So the decision between the 50 and the 65 (apart from technical merits which have already been beaten to death in the equipment forum) seems to boil down to "do you want your images to look like wide angle images or do you want a normal looking image with more stuff in the frame than the 110 gives you" ...
I guess we can boil this down to: "the perspective seems to look pretty normal with the 65". As a matter of fact: several of the 65mm shots I saw remind me of my 110mm shots (perspective wise). I guess I should rephrase my original question to "why do the 65mm shots look more like 110mm shots than 50mm shots?" And your reply has some merit here: "because the 65mm images don't look unusual enough to tickle our brain, whereas the 50mm shots definitely do".The difference of lenses is the perspective difference which is provided...it is so unusual to the brain. It is not accustomed to having the relative size of something close be so radically different in size to something farther away but reduced in scale by the perspective difference.
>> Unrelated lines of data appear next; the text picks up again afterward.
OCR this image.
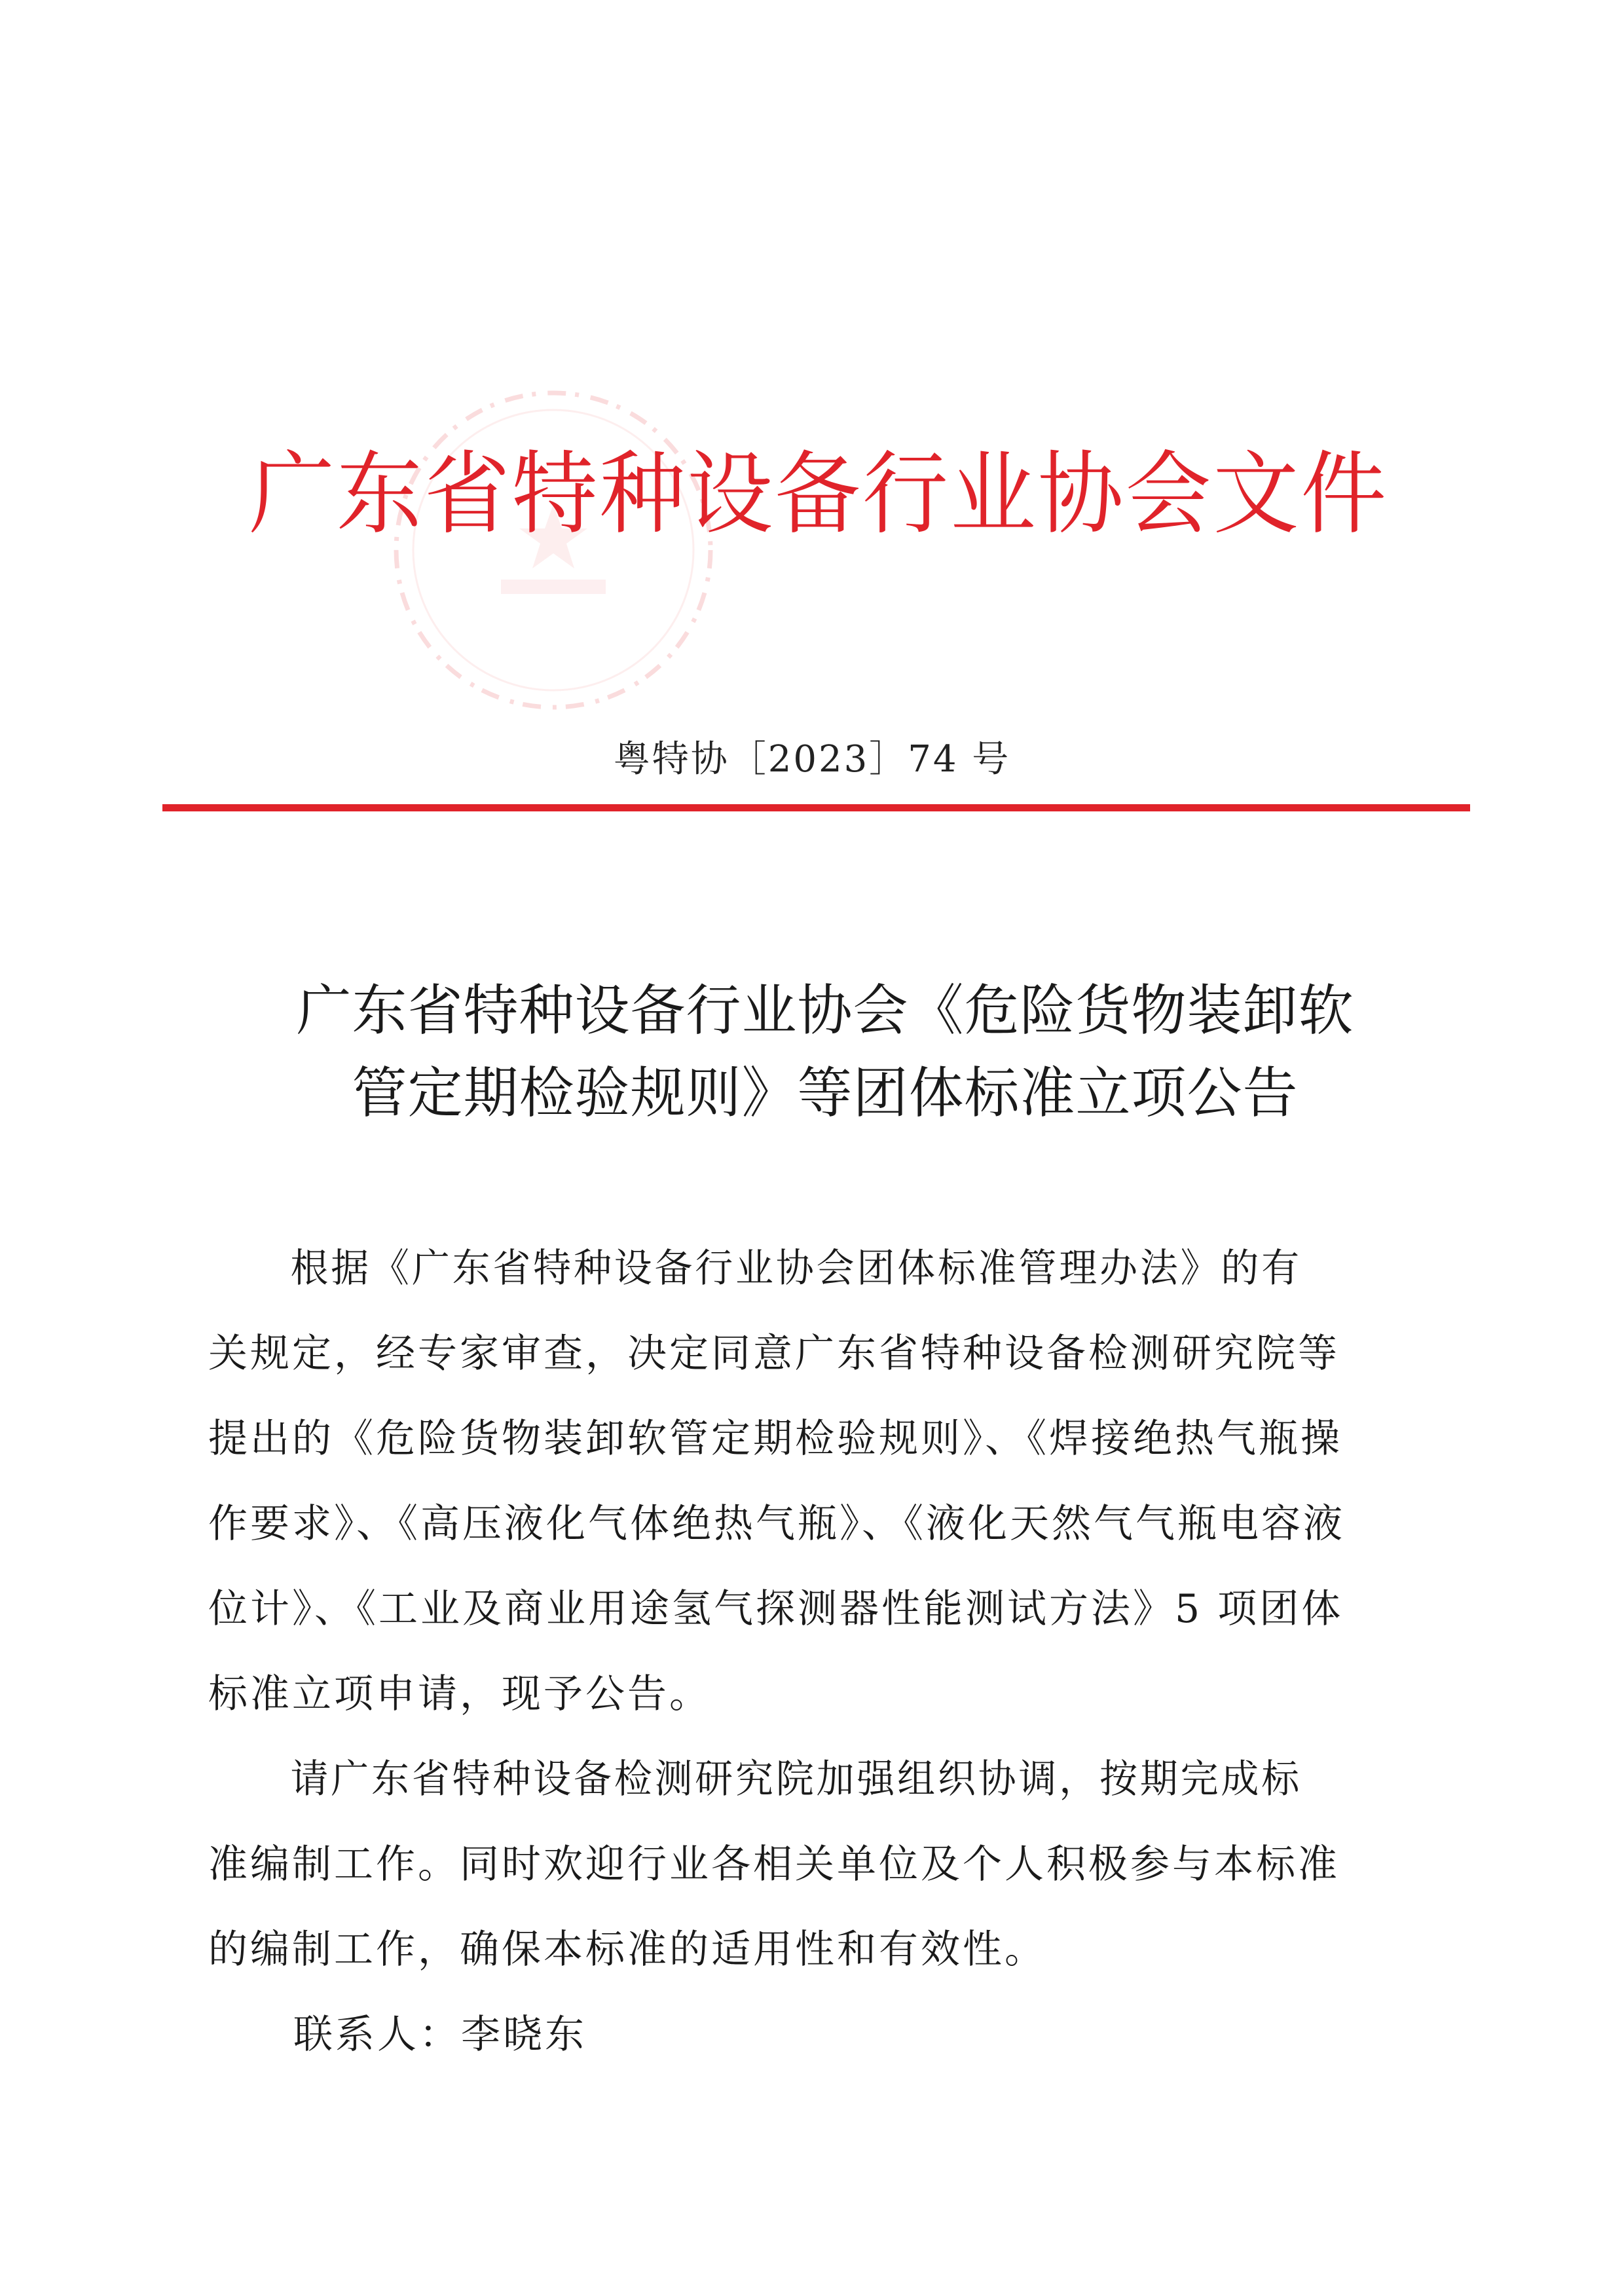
广东省特种设备行业协会文件
粤特协［2023］74 号
广东省特种设备行业协会《危险货物装卸软
管定期检验规则》等团体标准立项公告
根据《广东省特种设备行业协会团体标准管理办法》的有
关规定，经专家审查，决定同意广东省特种设备检测研究院等
提出的《危险货物装卸软管定期检验规则》、《焊接绝热气瓶操
作要求》、《高压液化气体绝热气瓶》、《液化天然气气瓶电容液
位计》、《工业及商业用途氢气探测器性能测试方法》5 项团体
标准立项申请，现予公告。
请广东省特种设备检测研究院加强组织协调，按期完成标
准编制工作。同时欢迎行业各相关单位及个人积极参与本标准
的编制工作，确保本标准的适用性和有效性。
联系人：李晓东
What you describe here is not cropping but changing shooting position. If you crop to make a 50mm image look like a 65mm image, you maintain the same position and just use a subsection of your negative to make the print. And in this case you do get the same result (ideal film and lens assumed, of course).I disagree that 'you can simply crop 65mm out of a 50mm shot'...the perspective is different. Cropping changes framing, but you cannot get the same perspective from the cropped shot since the initial shooting position is different. If I frame an area which is 1000' away, I capture 1200x1400' with the 50mm lens, but I have to be 1300' away to capture the same framing with the 65mm lens, so my relationship between items in the near field vs. in the far field is greatly changed.
My conclusions from this thread so far are: the 50 is an entirely different lens than the 65, so the question shouldn't be "50 or 65?", but "which lens for which purpose?". If you look in the equipment forum, lots of people ask "50 or 65?", because they appear so similar from a technical stand point, and the arguments for or against either lens were mostly based on technical specs like sharpness or distortions. The aim of this thread was to present and analyze the difference between these lenses from a compositional view as it applies to landscape photography. My conclusion so far is: the 65mm images do not look all that different from my 110mm images, and the 50mm lens tends to produce a very pronounced look which would not necessarily suit my task and has a potential to become a cliche look (if it hasn't already).I was going to recommend the 65, as it seems to be what you are looking for.
Your reasons are workable if you want a wider lens too, but from the original post it seems like you're giving yourself an unneeded hassle.
If you decide later you'd rather have the 50, you could sell the 65 and get the 50.